OpenSearch/client/benchmark/README.md

36 lines
1.7 KiB
Markdown
Raw Normal View History

Steps to execute the benchmark:
1. Start Elasticsearch on the target host (ideally *not* on the same machine)
2. Create an empty index with the mapping you want to benchmark
3. Start either the RestClientBenchmark class or the TransportClientBenchmark
4. Delete the index
5. Repeat steps 2. - 4. for multiple iterations. The first iterations are intended as warmup for Elasticsearch itself. Always start the same benchmark in step 3!

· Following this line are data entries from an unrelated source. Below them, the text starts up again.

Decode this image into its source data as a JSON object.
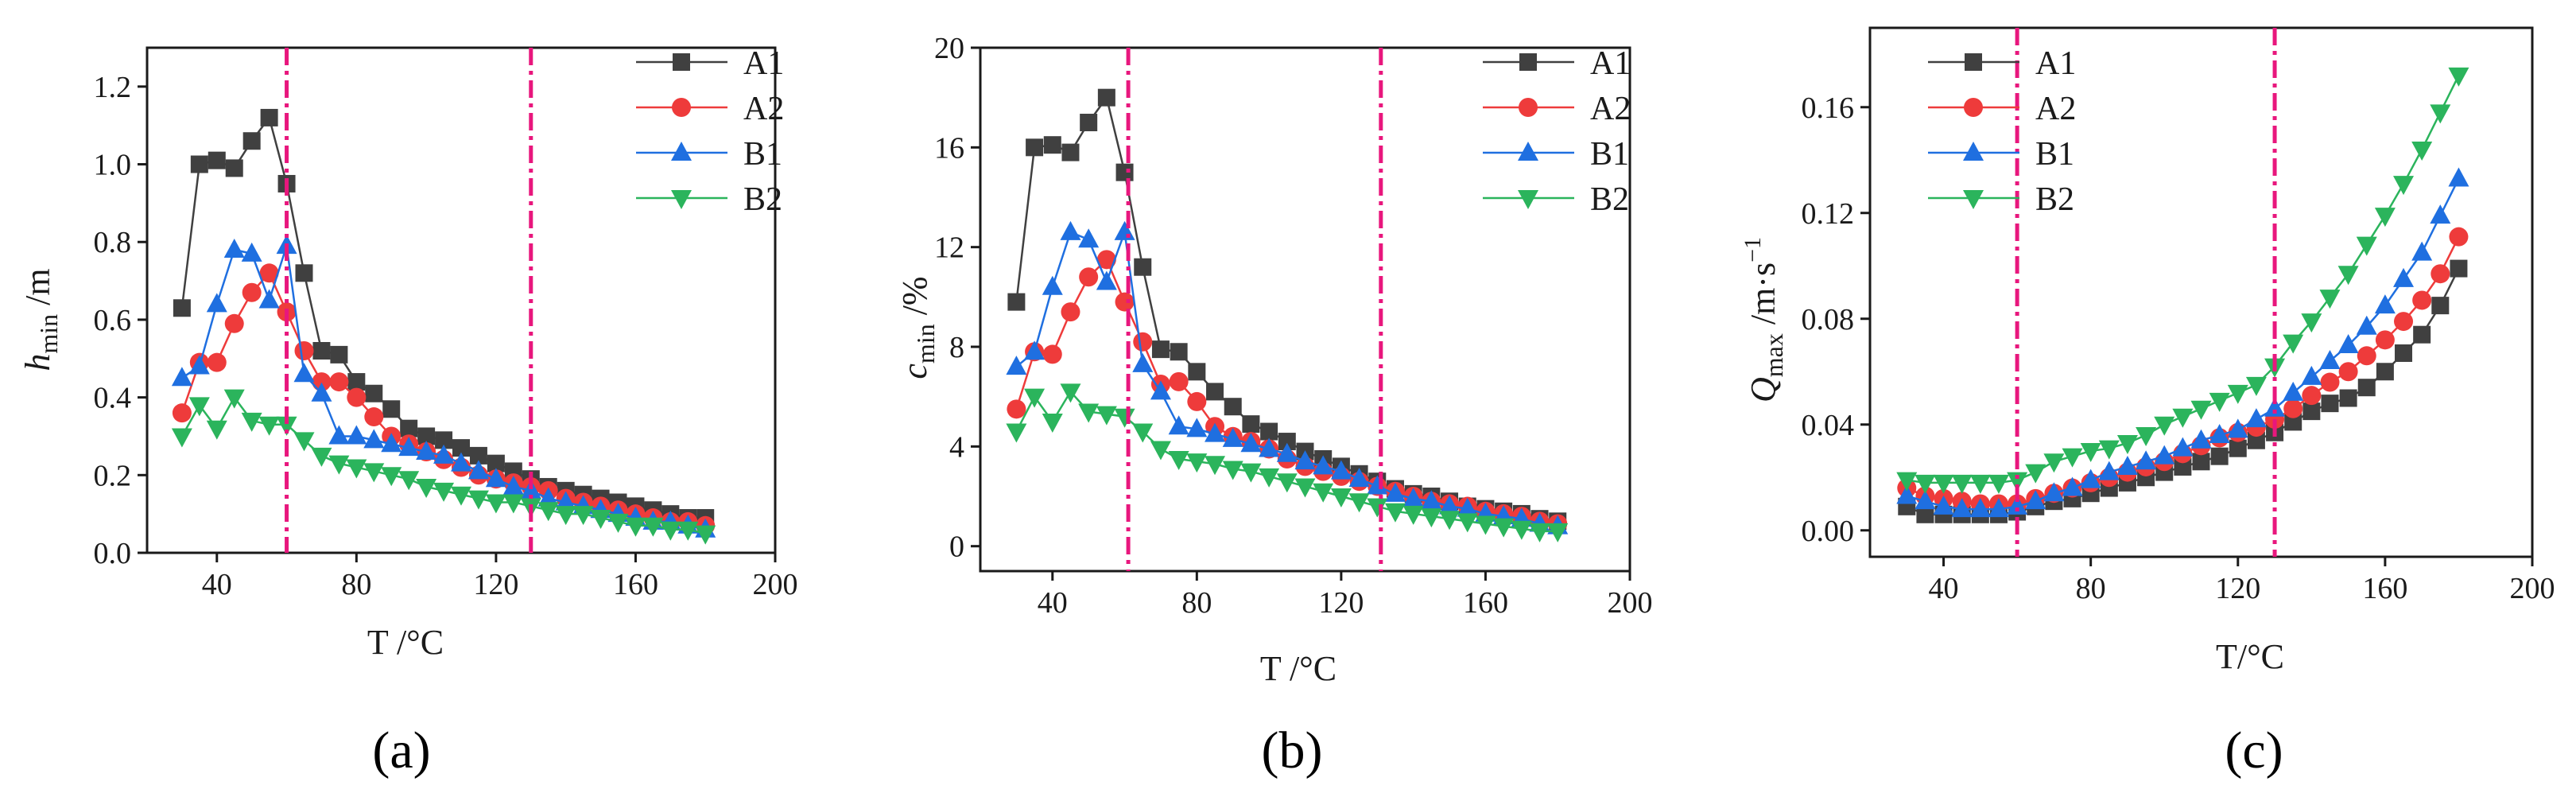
{
  "colors": {
    "A1": "#404040",
    "A2": "#ee3b3b",
    "B1": "#1f6fe0",
    "B2": "#2bb45c",
    "vline": "#e8177d"
  },
  "chart_data": [
    {
      "type": "line",
      "panel_label": "(a)",
      "ylabel_sym": "h",
      "ylabel_sub": "min",
      "ylabel_unit": " /m",
      "ylabel_sup": "",
      "xlabel": "T /°C",
      "xlim": [
        20,
        200
      ],
      "ylim": [
        0,
        1.3
      ],
      "xticks": [
        40,
        80,
        120,
        160,
        200
      ],
      "xtick_labels": [
        "40",
        "80",
        "120",
        "160",
        "200"
      ],
      "yticks": [
        0,
        0.2,
        0.4,
        0.6,
        0.8,
        1.0,
        1.2
      ],
      "ytick_labels": [
        "0.0",
        "0.2",
        "0.4",
        "0.6",
        "0.8",
        "1.0",
        "1.2"
      ],
      "vlines": [
        60,
        130
      ],
      "legend_position": "top-right",
      "x": [
        30,
        35,
        40,
        45,
        50,
        55,
        60,
        65,
        70,
        75,
        80,
        85,
        90,
        95,
        100,
        105,
        110,
        115,
        120,
        125,
        130,
        135,
        140,
        145,
        150,
        155,
        160,
        165,
        170,
        175,
        180
      ],
      "series": [
        {
          "name": "A1",
          "marker": "square",
          "values": [
            0.63,
            1.0,
            1.01,
            0.99,
            1.06,
            1.12,
            0.95,
            0.72,
            0.52,
            0.51,
            0.44,
            0.41,
            0.37,
            0.32,
            0.3,
            0.29,
            0.27,
            0.25,
            0.23,
            0.21,
            0.19,
            0.17,
            0.16,
            0.15,
            0.14,
            0.13,
            0.12,
            0.11,
            0.1,
            0.09,
            0.09
          ]
        },
        {
          "name": "A2",
          "marker": "circle",
          "values": [
            0.36,
            0.49,
            0.49,
            0.59,
            0.67,
            0.72,
            0.62,
            0.52,
            0.44,
            0.44,
            0.4,
            0.35,
            0.3,
            0.28,
            0.26,
            0.24,
            0.22,
            0.2,
            0.19,
            0.18,
            0.17,
            0.16,
            0.14,
            0.13,
            0.12,
            0.11,
            0.1,
            0.09,
            0.08,
            0.08,
            0.07
          ]
        },
        {
          "name": "B1",
          "marker": "triangle-up",
          "values": [
            0.45,
            0.48,
            0.64,
            0.78,
            0.77,
            0.65,
            0.79,
            0.46,
            0.41,
            0.3,
            0.3,
            0.29,
            0.28,
            0.27,
            0.26,
            0.25,
            0.23,
            0.21,
            0.19,
            0.17,
            0.16,
            0.14,
            0.13,
            0.12,
            0.11,
            0.1,
            0.09,
            0.08,
            0.08,
            0.07,
            0.06
          ]
        },
        {
          "name": "B2",
          "marker": "triangle-down",
          "values": [
            0.3,
            0.38,
            0.32,
            0.4,
            0.34,
            0.33,
            0.33,
            0.29,
            0.25,
            0.23,
            0.22,
            0.21,
            0.2,
            0.19,
            0.17,
            0.16,
            0.15,
            0.14,
            0.13,
            0.13,
            0.12,
            0.11,
            0.1,
            0.1,
            0.09,
            0.08,
            0.07,
            0.07,
            0.06,
            0.06,
            0.05
          ]
        }
      ]
    },
    {
      "type": "line",
      "panel_label": "(b)",
      "ylabel_sym": "c",
      "ylabel_sub": "min",
      "ylabel_unit": " /%",
      "ylabel_sup": "",
      "xlabel": "T /°C",
      "xlim": [
        20,
        200
      ],
      "ylim": [
        -1,
        20
      ],
      "xticks": [
        40,
        80,
        120,
        160,
        200
      ],
      "xtick_labels": [
        "40",
        "80",
        "120",
        "160",
        "200"
      ],
      "yticks": [
        0,
        4,
        8,
        12,
        16,
        20
      ],
      "ytick_labels": [
        "0",
        "4",
        "8",
        "12",
        "16",
        "20"
      ],
      "vlines": [
        61,
        131
      ],
      "legend_position": "top-right",
      "x": [
        30,
        35,
        40,
        45,
        50,
        55,
        60,
        65,
        70,
        75,
        80,
        85,
        90,
        95,
        100,
        105,
        110,
        115,
        120,
        125,
        130,
        135,
        140,
        145,
        150,
        155,
        160,
        165,
        170,
        175,
        180
      ],
      "series": [
        {
          "name": "A1",
          "marker": "square",
          "values": [
            9.8,
            16.0,
            16.1,
            15.8,
            17.0,
            18.0,
            15.0,
            11.2,
            7.9,
            7.8,
            7.0,
            6.2,
            5.6,
            4.9,
            4.6,
            4.2,
            3.8,
            3.5,
            3.2,
            2.9,
            2.6,
            2.3,
            2.1,
            2.0,
            1.8,
            1.6,
            1.5,
            1.4,
            1.3,
            1.1,
            1.0
          ]
        },
        {
          "name": "A2",
          "marker": "circle",
          "values": [
            5.5,
            7.8,
            7.7,
            9.4,
            10.8,
            11.5,
            9.8,
            8.2,
            6.5,
            6.6,
            5.8,
            4.8,
            4.4,
            4.2,
            3.9,
            3.5,
            3.2,
            3.0,
            2.8,
            2.6,
            2.4,
            2.2,
            2.0,
            1.8,
            1.7,
            1.6,
            1.4,
            1.3,
            1.2,
            1.0,
            0.9
          ]
        },
        {
          "name": "B1",
          "marker": "triangle-up",
          "values": [
            7.2,
            7.8,
            10.4,
            12.6,
            12.3,
            10.6,
            12.6,
            7.3,
            6.2,
            4.8,
            4.7,
            4.5,
            4.3,
            4.1,
            3.9,
            3.7,
            3.4,
            3.2,
            3.0,
            2.7,
            2.4,
            2.1,
            1.9,
            1.8,
            1.6,
            1.5,
            1.3,
            1.2,
            1.1,
            0.9,
            0.8
          ]
        },
        {
          "name": "B2",
          "marker": "triangle-down",
          "values": [
            4.6,
            6.0,
            5.0,
            6.2,
            5.4,
            5.3,
            5.2,
            4.6,
            3.9,
            3.5,
            3.4,
            3.3,
            3.1,
            3.0,
            2.8,
            2.6,
            2.4,
            2.2,
            2.0,
            1.8,
            1.6,
            1.4,
            1.3,
            1.2,
            1.1,
            1.0,
            0.9,
            0.8,
            0.7,
            0.6,
            0.6
          ]
        }
      ]
    },
    {
      "type": "line",
      "panel_label": "(c)",
      "ylabel_sym": "Q",
      "ylabel_sub": "max",
      "ylabel_unit": " /m·s",
      "ylabel_sup": "−1",
      "xlabel": "T/°C",
      "xlim": [
        20,
        200
      ],
      "ylim": [
        -0.01,
        0.19
      ],
      "xticks": [
        40,
        80,
        120,
        160,
        200
      ],
      "xtick_labels": [
        "40",
        "80",
        "120",
        "160",
        "200"
      ],
      "yticks": [
        0,
        0.04,
        0.08,
        0.12,
        0.16
      ],
      "ytick_labels": [
        "0.00",
        "0.04",
        "0.08",
        "0.12",
        "0.16"
      ],
      "vlines": [
        60,
        130
      ],
      "legend_position": "top-left",
      "x": [
        30,
        35,
        40,
        45,
        50,
        55,
        60,
        65,
        70,
        75,
        80,
        85,
        90,
        95,
        100,
        105,
        110,
        115,
        120,
        125,
        130,
        135,
        140,
        145,
        150,
        155,
        160,
        165,
        170,
        175,
        180
      ],
      "series": [
        {
          "name": "A1",
          "marker": "square",
          "values": [
            0.009,
            0.006,
            0.006,
            0.006,
            0.006,
            0.006,
            0.007,
            0.009,
            0.011,
            0.012,
            0.014,
            0.016,
            0.018,
            0.02,
            0.022,
            0.024,
            0.026,
            0.028,
            0.031,
            0.034,
            0.037,
            0.041,
            0.045,
            0.048,
            0.05,
            0.054,
            0.06,
            0.067,
            0.074,
            0.085,
            0.099
          ]
        },
        {
          "name": "A2",
          "marker": "circle",
          "values": [
            0.016,
            0.013,
            0.012,
            0.011,
            0.01,
            0.01,
            0.01,
            0.012,
            0.014,
            0.016,
            0.018,
            0.02,
            0.022,
            0.024,
            0.026,
            0.029,
            0.032,
            0.035,
            0.037,
            0.039,
            0.042,
            0.046,
            0.051,
            0.056,
            0.06,
            0.066,
            0.072,
            0.079,
            0.087,
            0.097,
            0.111
          ]
        },
        {
          "name": "B1",
          "marker": "triangle-up",
          "values": [
            0.013,
            0.011,
            0.009,
            0.008,
            0.008,
            0.008,
            0.009,
            0.011,
            0.014,
            0.016,
            0.019,
            0.022,
            0.024,
            0.026,
            0.028,
            0.031,
            0.034,
            0.036,
            0.038,
            0.042,
            0.046,
            0.052,
            0.058,
            0.064,
            0.07,
            0.077,
            0.085,
            0.095,
            0.105,
            0.119,
            0.133
          ]
        },
        {
          "name": "B2",
          "marker": "triangle-down",
          "values": [
            0.019,
            0.018,
            0.018,
            0.018,
            0.018,
            0.018,
            0.019,
            0.022,
            0.026,
            0.028,
            0.03,
            0.031,
            0.033,
            0.036,
            0.04,
            0.043,
            0.046,
            0.049,
            0.052,
            0.055,
            0.062,
            0.071,
            0.079,
            0.088,
            0.097,
            0.108,
            0.119,
            0.131,
            0.144,
            0.158,
            0.172
          ]
        }
      ]
    }
  ]
}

4. After the benchmark: Shutdown Elasticsearch and delete the data directory
Repeat all steps above for the other benchmark candidate.
Example benchmark:
* Download benchmark data from http://benchmarks.elastic.co/corpora/geonames/documents.json.bz2 and decompress
* Use the mapping file https://github.com/elastic/rally-tracks/blob/master/geonames/mappings.json to create the index
Example command line parameter list:
```
192.168.2.2 /home/your_user_name/.rally/benchmarks/data/geonames/documents.json geonames type 8647880 5000 "{ \"query\": { \"match_phrase\": { \"name\": \"Sankt Georgen\" } } }\""
```
The parameters are in order:
* Benchmark target host IP (the host where Elasticsearch is running)
* full path to the file that should be bulk indexed
* name of the index
* name of the (sole) type in the index
* number of documents in the file
* bulk size
* a search request body (remember to escape double quotes). The `TransportClientBenchmark` uses `QueryBuilders.wrapperQuery()` internally which automatically adds a root key `query`, so it must not be present in the command line parameter.
You should also define a few GC-related settings `-Xms4096M -Xmx4096M -XX:+UseConcMarkSweepGC -verbose:gc -XX:+PrintGCDetails` and keep an eye on GC activity. You can also define `-XX:+PrintCompilation` to see JIT activity.